Masha Kondakova, où vivez- vous actuellement ? Votre famille se trouve toujours en Ukraine ?

J’habite à Paris, où je viens de soutenir mon deuxième diplôme Master 2 pro de scénario, réalisation et production à la Sorbonne. J’ai rapatrié ma mère et ma sœur de Kyiv quand des explosions ont éclaté tout près de leur immeuble. Mon père, physicien et professeur à l’université, a refusé de partir, mais il a tenu à ce qu’elles le fassent, car c’était la seule manière de les protéger.

Inner Wars est votre deuxième film documentaire. Qu’est-ce qui vous a poussée à vous rendre sur le front dans le Donbass où vous avez tourné pendant trois ans ?

Honnêtement, je ne sais pas. Le sentiment du devoir. Je ne pouvais faire autrement. Après avoir interviewé près de cinquante femmes revenues de la ligne de front, j’ai compris que je devais aller chercher un personnage qui s’y trouvait toujours. Et je l’ai trouvé ! Lera Burlakova, une journaliste qui a rejoint l’armée comme volontaire en 2014. Elle a rencontré l’amour de sa vie sur le front, mais une semaine avant leur mariage, son chéri a explosé sur une mine terrestre et a perdu la vie. Depuis, Lera est devenue indestructible.

Le film aurait pu être centré uniquement sur elle. Mais l’idée m’a traversée d’appréhender la guerre en trois dimensions : le passé, le présent et l’avenir ; la peur, la colère et l’amour.

C’est ainsi que j’ai trouvé Ira, qui a survécu après l’explosion d’une mine terrestre. Une personne fragile et très complexe. Par un heureux hasard, j’ai rencontré « la Sorcière ». C’est le surnom d’Elena, qui commande l’unité d’artillerie. Elle a perdu sa famille à cause de la guerre, mais elle a trouvé l’amour sur le front. Pour moi, elle représente l’avenir, car l’amour est la lumière qui éclaire l’avenir.

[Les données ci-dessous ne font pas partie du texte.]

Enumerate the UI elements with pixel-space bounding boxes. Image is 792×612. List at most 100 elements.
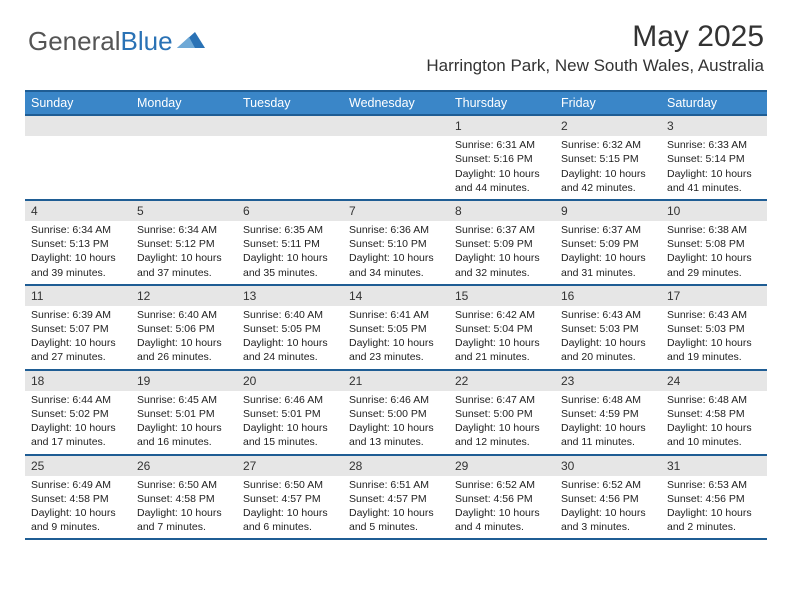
- day-details: Sunrise: 6:48 AMSunset: 4:58 PMDaylight:…: [661, 391, 767, 454]
- daylight-line: Daylight: 10 hours and 41 minutes.: [667, 167, 761, 195]
- day-number: 1: [449, 116, 555, 136]
- daylight-line: Daylight: 10 hours and 4 minutes.: [455, 506, 549, 534]
- sunset-line: Sunset: 4:57 PM: [243, 492, 337, 506]
- day-number: 20: [237, 371, 343, 391]
- day-number: 13: [237, 286, 343, 306]
- sunset-line: Sunset: 5:14 PM: [667, 152, 761, 166]
- calendar-day-cell: 5Sunrise: 6:34 AMSunset: 5:12 PMDaylight…: [131, 200, 237, 285]
- calendar-day-cell: 8Sunrise: 6:37 AMSunset: 5:09 PMDaylight…: [449, 200, 555, 285]
- day-details: Sunrise: 6:50 AMSunset: 4:57 PMDaylight:…: [237, 476, 343, 539]
- daylight-line: Daylight: 10 hours and 13 minutes.: [349, 421, 443, 449]
- day-number: 3: [661, 116, 767, 136]
- day-number: 11: [25, 286, 131, 306]
- daylight-line: Daylight: 10 hours and 15 minutes.: [243, 421, 337, 449]
- brand-logo: GeneralBlue: [28, 26, 205, 57]
- calendar-day-cell: [25, 115, 131, 200]
- day-details: Sunrise: 6:35 AMSunset: 5:11 PMDaylight:…: [237, 221, 343, 284]
- day-details: Sunrise: 6:50 AMSunset: 4:58 PMDaylight:…: [131, 476, 237, 539]
- day-details: Sunrise: 6:34 AMSunset: 5:12 PMDaylight:…: [131, 221, 237, 284]
- day-details: Sunrise: 6:43 AMSunset: 5:03 PMDaylight:…: [661, 306, 767, 369]
- weekday-header: Thursday: [449, 91, 555, 115]
- calendar-day-cell: 3Sunrise: 6:33 AMSunset: 5:14 PMDaylight…: [661, 115, 767, 200]
- calendar-day-cell: 30Sunrise: 6:52 AMSunset: 4:56 PMDayligh…: [555, 455, 661, 540]
- brand-name-part1: General: [28, 26, 121, 57]
- day-details: Sunrise: 6:42 AMSunset: 5:04 PMDaylight:…: [449, 306, 555, 369]
- day-number-bar: [131, 116, 237, 136]
- daylight-line: Daylight: 10 hours and 29 minutes.: [667, 251, 761, 279]
- sunrise-line: Sunrise: 6:41 AM: [349, 308, 443, 322]
- day-number: 29: [449, 456, 555, 476]
- day-details: Sunrise: 6:32 AMSunset: 5:15 PMDaylight:…: [555, 136, 661, 199]
- day-number-bar: [237, 116, 343, 136]
- day-details: Sunrise: 6:40 AMSunset: 5:05 PMDaylight:…: [237, 306, 343, 369]
- sunrise-line: Sunrise: 6:47 AM: [455, 393, 549, 407]
- day-number: 2: [555, 116, 661, 136]
- daylight-line: Daylight: 10 hours and 10 minutes.: [667, 421, 761, 449]
- day-details: Sunrise: 6:46 AMSunset: 5:00 PMDaylight:…: [343, 391, 449, 454]
- weekday-header: Wednesday: [343, 91, 449, 115]
- daylight-line: Daylight: 10 hours and 32 minutes.: [455, 251, 549, 279]
- sunset-line: Sunset: 5:04 PM: [455, 322, 549, 336]
- daylight-line: Daylight: 10 hours and 3 minutes.: [561, 506, 655, 534]
- calendar-week-row: 4Sunrise: 6:34 AMSunset: 5:13 PMDaylight…: [25, 200, 767, 285]
- day-details: Sunrise: 6:31 AMSunset: 5:16 PMDaylight:…: [449, 136, 555, 199]
- calendar-day-cell: 2Sunrise: 6:32 AMSunset: 5:15 PMDaylight…: [555, 115, 661, 200]
- day-details: Sunrise: 6:34 AMSunset: 5:13 PMDaylight:…: [25, 221, 131, 284]
- sunrise-line: Sunrise: 6:40 AM: [137, 308, 231, 322]
- day-details: Sunrise: 6:37 AMSunset: 5:09 PMDaylight:…: [555, 221, 661, 284]
- calendar-day-cell: 28Sunrise: 6:51 AMSunset: 4:57 PMDayligh…: [343, 455, 449, 540]
- daylight-line: Daylight: 10 hours and 19 minutes.: [667, 336, 761, 364]
- weekday-header: Sunday: [25, 91, 131, 115]
- sunset-line: Sunset: 5:07 PM: [31, 322, 125, 336]
- calendar-header-row: SundayMondayTuesdayWednesdayThursdayFrid…: [25, 91, 767, 115]
- day-number: 7: [343, 201, 449, 221]
- calendar-day-cell: 13Sunrise: 6:40 AMSunset: 5:05 PMDayligh…: [237, 285, 343, 370]
- sunset-line: Sunset: 4:56 PM: [667, 492, 761, 506]
- sunrise-line: Sunrise: 6:50 AM: [243, 478, 337, 492]
- daylight-line: Daylight: 10 hours and 42 minutes.: [561, 167, 655, 195]
- sunrise-line: Sunrise: 6:46 AM: [349, 393, 443, 407]
- day-number: 28: [343, 456, 449, 476]
- daylight-line: Daylight: 10 hours and 2 minutes.: [667, 506, 761, 534]
- daylight-line: Daylight: 10 hours and 39 minutes.: [31, 251, 125, 279]
- calendar-day-cell: 27Sunrise: 6:50 AMSunset: 4:57 PMDayligh…: [237, 455, 343, 540]
- day-number: 23: [555, 371, 661, 391]
- day-number: 14: [343, 286, 449, 306]
- sunrise-line: Sunrise: 6:37 AM: [455, 223, 549, 237]
- day-details: Sunrise: 6:48 AMSunset: 4:59 PMDaylight:…: [555, 391, 661, 454]
- daylight-line: Daylight: 10 hours and 11 minutes.: [561, 421, 655, 449]
- sunrise-line: Sunrise: 6:34 AM: [31, 223, 125, 237]
- day-details: Sunrise: 6:44 AMSunset: 5:02 PMDaylight:…: [25, 391, 131, 454]
- daylight-line: Daylight: 10 hours and 35 minutes.: [243, 251, 337, 279]
- sunrise-line: Sunrise: 6:50 AM: [137, 478, 231, 492]
- sunset-line: Sunset: 4:59 PM: [561, 407, 655, 421]
- sunset-line: Sunset: 5:09 PM: [561, 237, 655, 251]
- sunrise-line: Sunrise: 6:35 AM: [243, 223, 337, 237]
- sunset-line: Sunset: 4:56 PM: [561, 492, 655, 506]
- sunrise-line: Sunrise: 6:51 AM: [349, 478, 443, 492]
- day-details: Sunrise: 6:39 AMSunset: 5:07 PMDaylight:…: [25, 306, 131, 369]
- day-details: Sunrise: 6:47 AMSunset: 5:00 PMDaylight:…: [449, 391, 555, 454]
- sunset-line: Sunset: 4:58 PM: [667, 407, 761, 421]
- sunrise-line: Sunrise: 6:48 AM: [561, 393, 655, 407]
- sunset-line: Sunset: 5:09 PM: [455, 237, 549, 251]
- day-number: 16: [555, 286, 661, 306]
- sunset-line: Sunset: 5:05 PM: [349, 322, 443, 336]
- day-details: Sunrise: 6:37 AMSunset: 5:09 PMDaylight:…: [449, 221, 555, 284]
- sunrise-line: Sunrise: 6:36 AM: [349, 223, 443, 237]
- calendar-week-row: 1Sunrise: 6:31 AMSunset: 5:16 PMDaylight…: [25, 115, 767, 200]
- day-details: Sunrise: 6:45 AMSunset: 5:01 PMDaylight:…: [131, 391, 237, 454]
- daylight-line: Daylight: 10 hours and 20 minutes.: [561, 336, 655, 364]
- sunset-line: Sunset: 5:06 PM: [137, 322, 231, 336]
- calendar-day-cell: 17Sunrise: 6:43 AMSunset: 5:03 PMDayligh…: [661, 285, 767, 370]
- day-number-bar: [343, 116, 449, 136]
- calendar-day-cell: [131, 115, 237, 200]
- weekday-header: Tuesday: [237, 91, 343, 115]
- calendar-week-row: 25Sunrise: 6:49 AMSunset: 4:58 PMDayligh…: [25, 455, 767, 540]
- day-number-bar: [25, 116, 131, 136]
- sunset-line: Sunset: 5:10 PM: [349, 237, 443, 251]
- sunrise-line: Sunrise: 6:32 AM: [561, 138, 655, 152]
- sunset-line: Sunset: 5:16 PM: [455, 152, 549, 166]
- daylight-line: Daylight: 10 hours and 6 minutes.: [243, 506, 337, 534]
- day-number: 25: [25, 456, 131, 476]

C’était important pour moi de documenter ce sujet des femmes combattantes et l’arrière-plan de ce qui se joue pour elles. Sachant qu’encore en 2016 les femmes n’occupaient pas le poste de combattantes dans l’armée. Si elles parvenaient à intégrer une unité d’artillerie ou d’infanterie, c’était à titre de cuisinière ou de couturière. Une femme combattante n’existait pas. En 2016, près de cent positions ont été ajoutées. Aujourd’hui, il y a 23 % de femmes dans l’armée ukrainienne. Ce qui est énorme. Pendant mes recherches, la façon qu’avaient les journalistes d’évoquer en les ridiculisant les femmes soldats, à une époque où il y en avait encore peu, m’a aussi incitée à faire ce film. Je voulais leur montrer le vrai visage d’une femme en guerre. J’ai eu de la chance qu’elles acceptent de me confier leur vie intime, leur guerre intérieure, une dimension qu’on oublie souvent quand on parle de guerre. Du point de vue classique, c’est-à- dire du point de vue masculin, on partage les victoires et les bénéfices des opérations, on célèbre le courage de tel ou tel soldat... Je trouve que le vrai courage, c’est de trouver la force de continuer son chemin en surmontant sa douleur personnelle, qui hantera chaque héroïne toute leur vie. C’est l’aspect qui m’intéressait le plus dans mon investigation.
La vulnérabilité est souvent considérée comme une faiblesse. Ces femmes prouvent le contraire.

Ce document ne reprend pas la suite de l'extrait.